Both actors have kept busy since their must-see-TV ’80s hits. Hamlin was Emmy-nominated for his role as Jim Cutler in Mad Men and has also appeared in Shameless, Glee, Curb Your Enthusiasm, and more. Powers has acted in West End productions in London and is in the upcoming movie The Artist’s Wife with Lena Olin and Bruce Dern.

Shakespeare in more parks

Shakespeare in Clark Park, the West Philly outdoor theater company, is expanding its free outdoor offerings to Harrowgate Park in North Philadelphia and Vernon Park in Germantown.

The new venues will follow a different model from the popular Clark Park version, with citizen-artists collaborating with professional directors, writers, designers, and actors to create fresh new works riffing off themes they find meaningful in Shakespeare.

“We don’t know what these plays will be," says Paige Zubel, the associate artistic director of Shakespeare in Clark Park. "They’ll be brand-new works, unique to the people and the place where they were made.”

They do know the professional collaborators, though, and it’s an all-star local lineup.

» READ MORE: Shakespeare in Clark Park goes glam-rock this year, with a local prodigy on drums

The Harrowgate Park play will be directed by Sam Tower, co-artistic director of the Ninth Planet theater company, and written by Zandra Espinoza, whose work has been produced by PlayPenn and Azuka Theatre.

Nell Bang-Jensen, artistic director of Theatre Horizon, will direct the Vernon Park play, to be written by James Ijames, author of Kill Move Paradise.

Both shows will look for inspiration in the July 2020 Shakespeare in Clark Park production Pericles, Prince of Tyre, a wonderful Shakespearean tangle of mistaken identities – sometimes comic, sometimes tragic, always dramatic.

» READ MORE: Theatre Horizon’s young new artistic director is a rising star nationally

Speaking of Shakespeare

The Pennsylvania Shakespeare Festival will produce the beloved comedy A Midsummer Night’s Dream and the drama Henry IV, Part 2 in its 2020 summer season.

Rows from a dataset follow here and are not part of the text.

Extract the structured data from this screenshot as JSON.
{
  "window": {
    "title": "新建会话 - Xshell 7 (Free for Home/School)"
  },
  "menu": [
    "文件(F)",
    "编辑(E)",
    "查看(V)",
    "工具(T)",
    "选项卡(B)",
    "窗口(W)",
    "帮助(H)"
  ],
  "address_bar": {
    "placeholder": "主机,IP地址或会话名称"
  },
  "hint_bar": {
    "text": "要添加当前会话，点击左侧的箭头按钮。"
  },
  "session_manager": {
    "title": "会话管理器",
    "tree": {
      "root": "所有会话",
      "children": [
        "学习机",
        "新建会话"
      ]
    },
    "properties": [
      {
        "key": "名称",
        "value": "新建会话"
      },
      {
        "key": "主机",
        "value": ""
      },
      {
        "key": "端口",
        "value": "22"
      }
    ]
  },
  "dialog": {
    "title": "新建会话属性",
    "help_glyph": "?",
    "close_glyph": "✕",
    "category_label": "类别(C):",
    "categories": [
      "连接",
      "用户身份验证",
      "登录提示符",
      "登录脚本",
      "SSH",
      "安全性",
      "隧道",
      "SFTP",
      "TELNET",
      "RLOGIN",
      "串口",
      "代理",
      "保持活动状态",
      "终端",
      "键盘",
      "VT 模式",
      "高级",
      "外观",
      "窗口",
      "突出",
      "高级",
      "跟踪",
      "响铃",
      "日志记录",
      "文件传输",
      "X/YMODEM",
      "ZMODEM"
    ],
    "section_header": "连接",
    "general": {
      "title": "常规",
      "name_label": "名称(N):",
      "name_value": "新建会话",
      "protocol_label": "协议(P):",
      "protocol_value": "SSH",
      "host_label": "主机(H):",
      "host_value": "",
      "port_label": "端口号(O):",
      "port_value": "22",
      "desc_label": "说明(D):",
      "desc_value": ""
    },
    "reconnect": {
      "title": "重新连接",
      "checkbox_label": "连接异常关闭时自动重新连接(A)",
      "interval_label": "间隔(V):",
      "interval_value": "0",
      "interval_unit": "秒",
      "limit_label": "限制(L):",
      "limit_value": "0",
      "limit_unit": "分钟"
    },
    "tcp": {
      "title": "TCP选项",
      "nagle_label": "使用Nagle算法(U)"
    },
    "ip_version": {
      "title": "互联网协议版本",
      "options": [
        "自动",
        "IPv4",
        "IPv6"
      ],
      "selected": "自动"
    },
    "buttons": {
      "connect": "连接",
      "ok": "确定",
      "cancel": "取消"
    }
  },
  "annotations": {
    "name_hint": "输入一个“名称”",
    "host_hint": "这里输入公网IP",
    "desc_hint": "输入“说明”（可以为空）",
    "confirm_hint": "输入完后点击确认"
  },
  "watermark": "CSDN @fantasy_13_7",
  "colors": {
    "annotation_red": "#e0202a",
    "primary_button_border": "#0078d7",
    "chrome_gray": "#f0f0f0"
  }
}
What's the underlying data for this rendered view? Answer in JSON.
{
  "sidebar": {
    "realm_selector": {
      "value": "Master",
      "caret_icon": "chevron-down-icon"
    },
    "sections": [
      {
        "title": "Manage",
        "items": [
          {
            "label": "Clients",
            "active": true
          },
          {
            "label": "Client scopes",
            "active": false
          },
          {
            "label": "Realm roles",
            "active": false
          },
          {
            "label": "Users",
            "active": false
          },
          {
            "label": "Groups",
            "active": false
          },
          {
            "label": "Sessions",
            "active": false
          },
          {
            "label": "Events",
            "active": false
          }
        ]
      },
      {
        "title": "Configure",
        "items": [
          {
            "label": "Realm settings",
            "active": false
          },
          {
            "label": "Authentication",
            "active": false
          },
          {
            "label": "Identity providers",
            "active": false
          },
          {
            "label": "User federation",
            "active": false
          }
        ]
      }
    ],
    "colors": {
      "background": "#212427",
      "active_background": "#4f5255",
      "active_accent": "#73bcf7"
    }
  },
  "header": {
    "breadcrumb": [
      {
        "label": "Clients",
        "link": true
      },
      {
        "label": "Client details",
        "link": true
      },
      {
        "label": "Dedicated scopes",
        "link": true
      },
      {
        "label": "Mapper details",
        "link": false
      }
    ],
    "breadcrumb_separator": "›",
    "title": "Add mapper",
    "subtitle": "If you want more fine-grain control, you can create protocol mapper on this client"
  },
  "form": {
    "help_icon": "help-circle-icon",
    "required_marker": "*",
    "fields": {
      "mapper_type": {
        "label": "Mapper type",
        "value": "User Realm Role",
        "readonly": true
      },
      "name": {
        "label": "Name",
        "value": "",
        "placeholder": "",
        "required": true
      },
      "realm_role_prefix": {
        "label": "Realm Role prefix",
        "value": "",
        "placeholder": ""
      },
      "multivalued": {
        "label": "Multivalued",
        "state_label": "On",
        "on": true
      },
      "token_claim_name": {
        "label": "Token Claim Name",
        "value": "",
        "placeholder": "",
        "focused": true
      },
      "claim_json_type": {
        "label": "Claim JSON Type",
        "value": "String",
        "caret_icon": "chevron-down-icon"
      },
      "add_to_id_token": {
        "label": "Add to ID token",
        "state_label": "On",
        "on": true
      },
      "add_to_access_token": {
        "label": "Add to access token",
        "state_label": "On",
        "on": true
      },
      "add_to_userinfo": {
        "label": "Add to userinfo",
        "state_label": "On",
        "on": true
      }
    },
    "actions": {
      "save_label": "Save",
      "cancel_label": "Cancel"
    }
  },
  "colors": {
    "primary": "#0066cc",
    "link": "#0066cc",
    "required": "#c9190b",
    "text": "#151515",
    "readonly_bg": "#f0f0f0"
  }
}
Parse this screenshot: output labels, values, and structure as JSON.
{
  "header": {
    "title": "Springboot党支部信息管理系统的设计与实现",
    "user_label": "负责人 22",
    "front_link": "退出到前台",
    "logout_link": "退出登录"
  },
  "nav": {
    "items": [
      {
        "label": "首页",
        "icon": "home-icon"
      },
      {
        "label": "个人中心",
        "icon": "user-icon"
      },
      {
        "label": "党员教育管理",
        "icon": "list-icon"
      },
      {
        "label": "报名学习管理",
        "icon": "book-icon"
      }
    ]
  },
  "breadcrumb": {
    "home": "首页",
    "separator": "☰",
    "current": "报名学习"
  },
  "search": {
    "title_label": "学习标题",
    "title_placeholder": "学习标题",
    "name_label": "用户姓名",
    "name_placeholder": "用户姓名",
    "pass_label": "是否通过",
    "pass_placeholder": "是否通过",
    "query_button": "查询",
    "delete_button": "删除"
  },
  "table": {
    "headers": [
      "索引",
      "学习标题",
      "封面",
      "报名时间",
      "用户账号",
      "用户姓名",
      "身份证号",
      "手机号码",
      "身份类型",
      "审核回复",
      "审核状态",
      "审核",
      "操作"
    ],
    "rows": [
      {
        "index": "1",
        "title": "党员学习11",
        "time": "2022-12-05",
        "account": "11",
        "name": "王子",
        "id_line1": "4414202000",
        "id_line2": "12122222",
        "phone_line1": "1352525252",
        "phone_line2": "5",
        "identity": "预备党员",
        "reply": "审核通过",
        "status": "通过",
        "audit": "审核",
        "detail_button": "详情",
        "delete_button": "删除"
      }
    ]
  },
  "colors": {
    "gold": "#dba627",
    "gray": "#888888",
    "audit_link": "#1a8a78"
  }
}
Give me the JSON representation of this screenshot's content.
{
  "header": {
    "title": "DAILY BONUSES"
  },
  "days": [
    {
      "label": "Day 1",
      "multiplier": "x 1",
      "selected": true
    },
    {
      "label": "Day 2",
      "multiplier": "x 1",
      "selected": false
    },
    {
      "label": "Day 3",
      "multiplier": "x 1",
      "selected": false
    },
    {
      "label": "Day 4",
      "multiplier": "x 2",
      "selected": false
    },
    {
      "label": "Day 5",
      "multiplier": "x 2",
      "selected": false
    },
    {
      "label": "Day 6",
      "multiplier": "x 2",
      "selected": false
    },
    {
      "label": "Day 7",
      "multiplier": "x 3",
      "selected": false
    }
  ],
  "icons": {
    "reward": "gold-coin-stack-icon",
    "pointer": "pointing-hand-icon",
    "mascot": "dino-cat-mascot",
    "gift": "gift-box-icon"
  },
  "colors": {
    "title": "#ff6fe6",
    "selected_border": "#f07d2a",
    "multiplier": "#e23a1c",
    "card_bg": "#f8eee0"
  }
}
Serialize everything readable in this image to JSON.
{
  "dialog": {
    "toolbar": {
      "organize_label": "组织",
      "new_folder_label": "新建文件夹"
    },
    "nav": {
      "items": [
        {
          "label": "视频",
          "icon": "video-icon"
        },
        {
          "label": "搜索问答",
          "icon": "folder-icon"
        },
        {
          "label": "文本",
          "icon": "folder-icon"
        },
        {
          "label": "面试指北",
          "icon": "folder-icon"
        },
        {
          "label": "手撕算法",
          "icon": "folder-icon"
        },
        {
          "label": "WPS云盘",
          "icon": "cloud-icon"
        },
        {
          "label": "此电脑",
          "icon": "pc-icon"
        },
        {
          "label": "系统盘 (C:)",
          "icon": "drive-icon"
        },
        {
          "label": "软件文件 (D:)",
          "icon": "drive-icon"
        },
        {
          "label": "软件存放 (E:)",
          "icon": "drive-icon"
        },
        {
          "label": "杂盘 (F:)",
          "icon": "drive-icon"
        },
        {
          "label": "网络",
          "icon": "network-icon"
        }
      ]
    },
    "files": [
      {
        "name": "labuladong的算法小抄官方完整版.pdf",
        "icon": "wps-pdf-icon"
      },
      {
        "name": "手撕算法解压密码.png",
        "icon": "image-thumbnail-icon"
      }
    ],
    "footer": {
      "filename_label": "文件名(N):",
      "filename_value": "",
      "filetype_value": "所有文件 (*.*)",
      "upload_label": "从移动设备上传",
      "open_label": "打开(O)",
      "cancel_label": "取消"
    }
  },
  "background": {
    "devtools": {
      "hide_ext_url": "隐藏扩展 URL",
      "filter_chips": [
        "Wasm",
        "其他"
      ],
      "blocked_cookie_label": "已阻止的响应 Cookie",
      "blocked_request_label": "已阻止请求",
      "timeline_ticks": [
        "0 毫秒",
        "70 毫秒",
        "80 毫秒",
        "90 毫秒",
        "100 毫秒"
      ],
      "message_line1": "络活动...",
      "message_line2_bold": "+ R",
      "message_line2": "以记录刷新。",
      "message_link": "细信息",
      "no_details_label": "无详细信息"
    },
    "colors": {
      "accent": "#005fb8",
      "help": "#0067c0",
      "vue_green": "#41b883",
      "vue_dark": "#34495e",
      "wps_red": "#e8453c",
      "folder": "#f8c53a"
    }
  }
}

A Midsummer Night’s Dream last appeared in the festival lineup in 2009. Henry IV, Part 2 is new to the mix and will be the 31st of Shakespeare’s 38 plays performed at the festival’s theater at DeSales University in Center Valley.

The play is part of a coming-of-age saga begun in King Richard II and Henry IV, Part 1, offered in earlier seasons. What will make this production unusual is what the festival calls the “extreme Shakespeare tradition,” harking back to the late 1590s when the play was written.

Actors show up with lines learned, rehearse how they choose, devise their own costumes, and open in a few days. Anxiety or adrenaline drive the work.

But not all is Shakespeare. Also on the 2020 Pennsylvania Shakespeare Festival schedule are A Chorus Line, August Wilson’s Fences, Sense and Sensibility, and An Iliad, with Philadelphia actor Greg Wood.

Vaccinations as drama

Discussions about vaccinations for children have become fraught, with discredited theories about health consequences on one hand and obligations to society on the other. The play Eureka Day at the Interact Theatre Company looks at shots through the lens of parents at a progressive private school who can’t agree about what constitutes social justice. Through Nov. 17.

Dark comedy in mortality

Former Community College of Philadelphia professor Peg Mecham directs Woman and Scarecrow, the story of an Irish mother of eight facing the end of her life, in an Irish Heritage Theater production at Plays andPlayers. An otherworldly scarecrow helps the woman sort out who she is in this darkly comic work by Marina Carr. Through Saturday.

Judged worthy

Theatre Philadelphia, which administers the annual Barrymore Awards, sends teams drawn from 84 volunteer theater professionals to scout local plays early in their runs. The volunteers then recommend plays to Barrymore judges for future award consideration.

These current plays have made the cut: One November Yankee, Delaware Theatre Company, through Sunday; Bebe Neuwirth in A Small Fire, Philadelphia Theatre Company, through Sunday; Dance Nation, Wilma Theater, extended through Nov. 17; Looking Over the President’s Shoulder, Act II Playhouse, through Nov. 17.